Bit pazarına sadece ekonomik durumu kötü olanlar gitmiyor. Bu tür pazarlar eski eşyalara merakı olanlar, piyasada arayıp bulamadığı ürünleri arayanlar veya boş vaktini geçirmek isteyenlerle dolu. Örneğin Almanya’da her hafta düzenli olarak yapılan pazarlara milyonlarca kişi gidiyor. İyi pazarlık yapanlar, piyasada çok yüksek fiyata satılan ürünleri oldukça makul miktarlara satın alabiliyorlar. Bir de eski ve “artık kimsenin işine yaramaz” diye satılan ürünler var. Birçok kişinin gördüğü ve dikkate bile almadığı bu tür ürünler bazen hiç umulmadık sürprizlere neden olabiliyor. Birkaç yıl önce Aurich kentinde yaşanan olay bunun en güzel örneği. Burada bit pazarında dolaşırken gözüne eski bir duvar saatini kestiren bir kişi, bunu uygun fiyata satın aldı.
Sahibi gelir mi?
Eve varınca saati inceleyen adam, kaplamanın altında 50 bin Mark gizlendiğini fark etti.

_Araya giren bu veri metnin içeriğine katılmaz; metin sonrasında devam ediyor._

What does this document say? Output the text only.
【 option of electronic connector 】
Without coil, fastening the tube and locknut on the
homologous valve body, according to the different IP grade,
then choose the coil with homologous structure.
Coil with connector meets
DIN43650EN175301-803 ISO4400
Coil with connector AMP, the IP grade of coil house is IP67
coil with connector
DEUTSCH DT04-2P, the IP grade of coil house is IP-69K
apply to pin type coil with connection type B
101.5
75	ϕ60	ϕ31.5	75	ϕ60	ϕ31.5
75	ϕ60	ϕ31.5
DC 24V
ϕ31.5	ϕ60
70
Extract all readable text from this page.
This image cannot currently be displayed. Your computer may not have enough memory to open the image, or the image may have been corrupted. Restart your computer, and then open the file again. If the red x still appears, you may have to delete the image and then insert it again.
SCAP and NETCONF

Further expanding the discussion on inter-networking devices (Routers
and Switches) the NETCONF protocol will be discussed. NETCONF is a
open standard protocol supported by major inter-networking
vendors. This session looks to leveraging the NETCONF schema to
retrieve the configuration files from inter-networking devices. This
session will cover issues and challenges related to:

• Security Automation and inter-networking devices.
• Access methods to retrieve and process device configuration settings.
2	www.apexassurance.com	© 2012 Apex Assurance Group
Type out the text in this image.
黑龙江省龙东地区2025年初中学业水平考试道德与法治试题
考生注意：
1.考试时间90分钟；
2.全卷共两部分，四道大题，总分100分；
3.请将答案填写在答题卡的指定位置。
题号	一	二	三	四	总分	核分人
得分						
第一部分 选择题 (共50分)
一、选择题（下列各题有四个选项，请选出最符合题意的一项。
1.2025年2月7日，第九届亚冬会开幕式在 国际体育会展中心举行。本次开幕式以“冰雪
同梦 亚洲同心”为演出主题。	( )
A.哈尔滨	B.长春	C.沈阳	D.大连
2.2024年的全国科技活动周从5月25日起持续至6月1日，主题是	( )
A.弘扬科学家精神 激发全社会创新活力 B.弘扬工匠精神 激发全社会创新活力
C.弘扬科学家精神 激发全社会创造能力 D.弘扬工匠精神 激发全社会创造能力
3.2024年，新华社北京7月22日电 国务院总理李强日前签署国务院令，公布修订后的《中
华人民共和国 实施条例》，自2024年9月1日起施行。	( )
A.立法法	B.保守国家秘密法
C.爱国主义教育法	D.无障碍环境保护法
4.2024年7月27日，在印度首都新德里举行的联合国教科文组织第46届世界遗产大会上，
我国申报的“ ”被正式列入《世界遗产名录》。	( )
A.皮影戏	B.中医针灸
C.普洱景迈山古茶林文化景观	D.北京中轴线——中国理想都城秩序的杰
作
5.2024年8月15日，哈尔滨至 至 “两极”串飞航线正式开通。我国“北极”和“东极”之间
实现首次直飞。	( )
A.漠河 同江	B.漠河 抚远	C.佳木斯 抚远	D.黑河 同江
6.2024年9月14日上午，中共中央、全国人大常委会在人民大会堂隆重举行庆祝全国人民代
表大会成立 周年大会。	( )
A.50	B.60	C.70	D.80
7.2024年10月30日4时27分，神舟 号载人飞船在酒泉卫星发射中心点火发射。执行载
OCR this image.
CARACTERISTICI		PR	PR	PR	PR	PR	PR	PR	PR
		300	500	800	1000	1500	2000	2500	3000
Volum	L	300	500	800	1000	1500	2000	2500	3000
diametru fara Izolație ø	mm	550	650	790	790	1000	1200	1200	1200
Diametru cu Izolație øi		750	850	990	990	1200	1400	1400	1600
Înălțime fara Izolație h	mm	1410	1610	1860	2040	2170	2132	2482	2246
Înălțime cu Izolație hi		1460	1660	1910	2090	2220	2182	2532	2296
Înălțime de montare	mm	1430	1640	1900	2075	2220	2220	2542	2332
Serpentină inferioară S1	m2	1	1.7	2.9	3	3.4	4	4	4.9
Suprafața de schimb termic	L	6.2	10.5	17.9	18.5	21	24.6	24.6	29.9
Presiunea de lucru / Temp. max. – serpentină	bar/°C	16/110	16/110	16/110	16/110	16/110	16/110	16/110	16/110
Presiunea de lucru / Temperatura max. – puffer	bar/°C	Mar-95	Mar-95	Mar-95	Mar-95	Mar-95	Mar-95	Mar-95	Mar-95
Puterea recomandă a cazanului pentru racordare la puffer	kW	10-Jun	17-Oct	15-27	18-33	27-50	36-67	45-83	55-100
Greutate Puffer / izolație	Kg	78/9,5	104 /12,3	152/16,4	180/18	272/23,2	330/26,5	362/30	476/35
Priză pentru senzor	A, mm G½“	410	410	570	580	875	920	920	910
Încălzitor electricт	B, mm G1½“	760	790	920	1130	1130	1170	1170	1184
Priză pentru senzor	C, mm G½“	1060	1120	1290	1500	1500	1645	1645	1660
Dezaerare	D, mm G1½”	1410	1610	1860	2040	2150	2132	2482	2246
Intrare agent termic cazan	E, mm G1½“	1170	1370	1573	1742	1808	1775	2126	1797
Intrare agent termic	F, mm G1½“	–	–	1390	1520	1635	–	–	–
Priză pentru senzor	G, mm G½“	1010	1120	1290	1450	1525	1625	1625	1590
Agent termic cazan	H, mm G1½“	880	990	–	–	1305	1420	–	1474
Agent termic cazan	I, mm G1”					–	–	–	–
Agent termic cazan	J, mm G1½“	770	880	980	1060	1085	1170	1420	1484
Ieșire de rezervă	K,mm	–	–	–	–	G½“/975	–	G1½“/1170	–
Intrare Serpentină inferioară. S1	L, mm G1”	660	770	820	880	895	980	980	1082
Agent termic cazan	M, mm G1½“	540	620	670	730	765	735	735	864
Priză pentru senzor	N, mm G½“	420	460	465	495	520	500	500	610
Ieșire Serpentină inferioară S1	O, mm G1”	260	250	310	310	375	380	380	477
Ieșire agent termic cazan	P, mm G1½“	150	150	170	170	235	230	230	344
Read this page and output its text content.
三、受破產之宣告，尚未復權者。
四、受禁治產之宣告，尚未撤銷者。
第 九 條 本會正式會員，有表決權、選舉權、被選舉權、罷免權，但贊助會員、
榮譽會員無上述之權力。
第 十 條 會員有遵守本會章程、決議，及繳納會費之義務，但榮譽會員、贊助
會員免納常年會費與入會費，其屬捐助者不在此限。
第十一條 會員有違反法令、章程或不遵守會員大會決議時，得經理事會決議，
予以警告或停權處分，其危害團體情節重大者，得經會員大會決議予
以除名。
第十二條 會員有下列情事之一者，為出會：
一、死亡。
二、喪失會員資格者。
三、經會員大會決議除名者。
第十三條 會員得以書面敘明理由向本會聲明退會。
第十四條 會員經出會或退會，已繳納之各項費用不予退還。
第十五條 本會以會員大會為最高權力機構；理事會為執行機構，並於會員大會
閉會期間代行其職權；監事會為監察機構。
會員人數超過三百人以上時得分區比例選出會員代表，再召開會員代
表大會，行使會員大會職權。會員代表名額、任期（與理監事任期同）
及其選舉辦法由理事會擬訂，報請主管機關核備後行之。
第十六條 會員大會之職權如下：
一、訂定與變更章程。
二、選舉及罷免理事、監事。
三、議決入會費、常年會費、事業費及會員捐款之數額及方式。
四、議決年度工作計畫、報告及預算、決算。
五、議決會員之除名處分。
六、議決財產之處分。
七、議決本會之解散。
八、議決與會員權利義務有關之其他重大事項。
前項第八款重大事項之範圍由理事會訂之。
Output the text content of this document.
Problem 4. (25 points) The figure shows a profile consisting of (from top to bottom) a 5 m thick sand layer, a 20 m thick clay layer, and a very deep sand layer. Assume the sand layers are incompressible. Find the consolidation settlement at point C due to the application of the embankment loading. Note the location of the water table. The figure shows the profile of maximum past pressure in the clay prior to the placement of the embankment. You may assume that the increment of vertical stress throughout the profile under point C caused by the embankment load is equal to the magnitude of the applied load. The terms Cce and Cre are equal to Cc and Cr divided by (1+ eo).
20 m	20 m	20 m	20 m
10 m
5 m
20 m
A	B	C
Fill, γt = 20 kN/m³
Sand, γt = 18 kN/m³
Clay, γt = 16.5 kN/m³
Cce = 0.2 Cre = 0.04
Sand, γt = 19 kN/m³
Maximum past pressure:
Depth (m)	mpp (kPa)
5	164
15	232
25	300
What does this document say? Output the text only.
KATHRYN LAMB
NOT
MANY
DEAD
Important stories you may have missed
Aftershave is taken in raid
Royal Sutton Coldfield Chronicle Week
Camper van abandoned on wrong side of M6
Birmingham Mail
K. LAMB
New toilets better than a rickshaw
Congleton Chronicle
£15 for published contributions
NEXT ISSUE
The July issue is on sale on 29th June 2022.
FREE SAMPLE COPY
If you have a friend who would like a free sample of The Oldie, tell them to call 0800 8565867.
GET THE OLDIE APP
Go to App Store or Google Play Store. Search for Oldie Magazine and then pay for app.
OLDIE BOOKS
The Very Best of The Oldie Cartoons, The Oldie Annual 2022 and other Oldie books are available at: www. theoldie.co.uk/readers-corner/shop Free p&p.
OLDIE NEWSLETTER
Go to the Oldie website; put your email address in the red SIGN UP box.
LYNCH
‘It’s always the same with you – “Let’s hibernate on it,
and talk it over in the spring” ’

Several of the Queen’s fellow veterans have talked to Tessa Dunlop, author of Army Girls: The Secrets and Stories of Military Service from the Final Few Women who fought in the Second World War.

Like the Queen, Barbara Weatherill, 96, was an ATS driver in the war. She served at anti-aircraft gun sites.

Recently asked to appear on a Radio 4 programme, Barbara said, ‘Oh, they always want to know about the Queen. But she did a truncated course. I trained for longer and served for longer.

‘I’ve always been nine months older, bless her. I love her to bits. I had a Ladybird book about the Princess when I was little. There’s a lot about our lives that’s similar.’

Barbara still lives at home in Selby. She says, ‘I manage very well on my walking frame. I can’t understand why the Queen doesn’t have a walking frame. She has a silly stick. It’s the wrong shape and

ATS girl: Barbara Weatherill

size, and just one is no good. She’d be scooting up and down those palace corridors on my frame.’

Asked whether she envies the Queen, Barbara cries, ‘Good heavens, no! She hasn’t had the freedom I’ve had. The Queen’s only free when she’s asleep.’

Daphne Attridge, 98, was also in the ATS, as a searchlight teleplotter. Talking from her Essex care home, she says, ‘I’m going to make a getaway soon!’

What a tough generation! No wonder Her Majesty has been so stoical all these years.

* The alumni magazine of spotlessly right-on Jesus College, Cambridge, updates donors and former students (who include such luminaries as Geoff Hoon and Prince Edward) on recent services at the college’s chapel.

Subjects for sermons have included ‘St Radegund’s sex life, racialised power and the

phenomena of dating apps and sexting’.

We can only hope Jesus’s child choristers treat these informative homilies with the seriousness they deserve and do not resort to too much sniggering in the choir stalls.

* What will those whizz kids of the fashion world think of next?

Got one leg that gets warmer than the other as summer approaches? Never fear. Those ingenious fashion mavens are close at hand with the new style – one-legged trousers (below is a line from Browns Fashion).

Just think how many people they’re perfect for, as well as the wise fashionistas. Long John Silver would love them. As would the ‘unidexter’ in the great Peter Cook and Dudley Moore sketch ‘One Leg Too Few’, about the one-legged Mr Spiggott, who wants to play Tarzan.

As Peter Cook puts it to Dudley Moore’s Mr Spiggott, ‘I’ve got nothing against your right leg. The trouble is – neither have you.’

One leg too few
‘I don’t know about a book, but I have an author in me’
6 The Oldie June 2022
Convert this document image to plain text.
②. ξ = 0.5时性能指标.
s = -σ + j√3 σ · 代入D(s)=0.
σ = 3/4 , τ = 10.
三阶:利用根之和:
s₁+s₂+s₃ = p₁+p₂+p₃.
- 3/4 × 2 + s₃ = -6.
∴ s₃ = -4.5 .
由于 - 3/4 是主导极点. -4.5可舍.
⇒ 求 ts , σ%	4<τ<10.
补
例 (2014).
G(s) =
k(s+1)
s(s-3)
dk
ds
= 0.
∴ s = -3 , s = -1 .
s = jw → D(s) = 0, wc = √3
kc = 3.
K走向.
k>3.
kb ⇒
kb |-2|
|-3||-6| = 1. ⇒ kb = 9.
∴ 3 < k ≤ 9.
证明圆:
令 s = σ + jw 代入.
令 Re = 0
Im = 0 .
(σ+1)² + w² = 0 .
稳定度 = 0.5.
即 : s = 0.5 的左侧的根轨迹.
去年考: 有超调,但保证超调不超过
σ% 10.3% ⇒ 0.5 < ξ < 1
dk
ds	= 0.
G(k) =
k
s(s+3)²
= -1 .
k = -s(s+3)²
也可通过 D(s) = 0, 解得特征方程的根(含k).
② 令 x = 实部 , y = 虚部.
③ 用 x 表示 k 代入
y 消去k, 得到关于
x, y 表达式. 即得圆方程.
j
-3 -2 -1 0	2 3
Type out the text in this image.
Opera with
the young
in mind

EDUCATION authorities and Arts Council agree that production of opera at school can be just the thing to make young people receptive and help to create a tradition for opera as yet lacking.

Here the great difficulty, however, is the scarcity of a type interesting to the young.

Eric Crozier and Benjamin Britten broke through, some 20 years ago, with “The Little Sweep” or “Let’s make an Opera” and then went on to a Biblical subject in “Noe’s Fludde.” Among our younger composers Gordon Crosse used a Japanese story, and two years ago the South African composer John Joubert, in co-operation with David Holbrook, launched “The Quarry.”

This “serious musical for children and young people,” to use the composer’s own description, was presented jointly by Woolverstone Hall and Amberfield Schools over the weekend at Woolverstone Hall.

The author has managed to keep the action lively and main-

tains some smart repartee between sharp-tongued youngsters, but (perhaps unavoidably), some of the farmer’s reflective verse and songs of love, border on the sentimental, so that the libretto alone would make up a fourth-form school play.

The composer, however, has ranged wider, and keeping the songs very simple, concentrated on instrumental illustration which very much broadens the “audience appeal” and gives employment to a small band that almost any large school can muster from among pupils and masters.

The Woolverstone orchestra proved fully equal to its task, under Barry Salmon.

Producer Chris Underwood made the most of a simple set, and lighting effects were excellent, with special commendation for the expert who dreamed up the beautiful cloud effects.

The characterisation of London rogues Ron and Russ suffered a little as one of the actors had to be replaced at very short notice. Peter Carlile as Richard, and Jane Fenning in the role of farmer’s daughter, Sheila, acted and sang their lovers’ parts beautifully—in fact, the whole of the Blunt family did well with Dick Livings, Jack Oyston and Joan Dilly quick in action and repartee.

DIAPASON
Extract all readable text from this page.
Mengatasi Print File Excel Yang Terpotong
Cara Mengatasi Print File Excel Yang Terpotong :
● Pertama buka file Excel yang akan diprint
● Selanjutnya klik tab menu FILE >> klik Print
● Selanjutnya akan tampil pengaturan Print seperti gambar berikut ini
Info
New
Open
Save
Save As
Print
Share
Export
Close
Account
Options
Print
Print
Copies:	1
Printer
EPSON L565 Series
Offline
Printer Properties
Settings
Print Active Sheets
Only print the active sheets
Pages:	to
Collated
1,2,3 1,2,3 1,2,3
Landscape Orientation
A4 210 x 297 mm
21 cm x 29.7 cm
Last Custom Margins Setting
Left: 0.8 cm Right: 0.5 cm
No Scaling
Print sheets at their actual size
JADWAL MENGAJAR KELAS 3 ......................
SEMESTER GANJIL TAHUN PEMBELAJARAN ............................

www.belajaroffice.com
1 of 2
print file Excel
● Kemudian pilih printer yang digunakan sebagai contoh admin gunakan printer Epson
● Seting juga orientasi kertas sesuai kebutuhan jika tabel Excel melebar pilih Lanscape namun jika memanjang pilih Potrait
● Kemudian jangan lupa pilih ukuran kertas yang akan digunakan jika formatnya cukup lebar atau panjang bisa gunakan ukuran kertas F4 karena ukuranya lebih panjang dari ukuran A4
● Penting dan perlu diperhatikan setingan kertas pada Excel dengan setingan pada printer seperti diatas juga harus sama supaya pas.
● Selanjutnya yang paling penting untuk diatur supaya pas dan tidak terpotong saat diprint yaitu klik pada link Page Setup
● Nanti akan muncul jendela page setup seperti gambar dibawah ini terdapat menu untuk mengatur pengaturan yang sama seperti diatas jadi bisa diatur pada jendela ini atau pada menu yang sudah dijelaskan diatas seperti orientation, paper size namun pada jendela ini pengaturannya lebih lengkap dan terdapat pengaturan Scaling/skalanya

Eski sahibi tarafından mark zamanında saklanan parayı görünce şaşkına dönen adam, “Belki sahibi bulunur” diyerek parayı oturduğu şehirdeki kayıp bürosuna teslim etti. Almanya’da kurallar gereği bulunan para 6 ay boyunca bekletilmek zorunda. Yani sahibine parasını teslim alması için aylarca süre tanınıyor. Eğer sahibi bu süre içinde başvuruda bulunup parasını alırsa, bulan kişiye de ufak miktarda bir “hediye” vermek zorunda. 50 bin Mark örneğinde bu miktar 770 Euro olacaktı. Ancak beklenen bu sürede kimse parasını almaya gelmedi.
6 ay bekledi
6 ay sonra tekrar kayıp bürosuna başvuran bit pazarı talihlisi, “Para artık size ait” cevabını aldı. Yetkililere göre paranın asıl sahibi ya bunu sakladığını unuttu ya da çoktan hayatını kaybetti. Sonuçta bulan kişi sadece işlem parası olarak 576 Euro ödemek zorunda kaldı. Banknotları merkez bankasında bozduran kişi yaklaşık 25 bin Euro’nun sahibi oldu.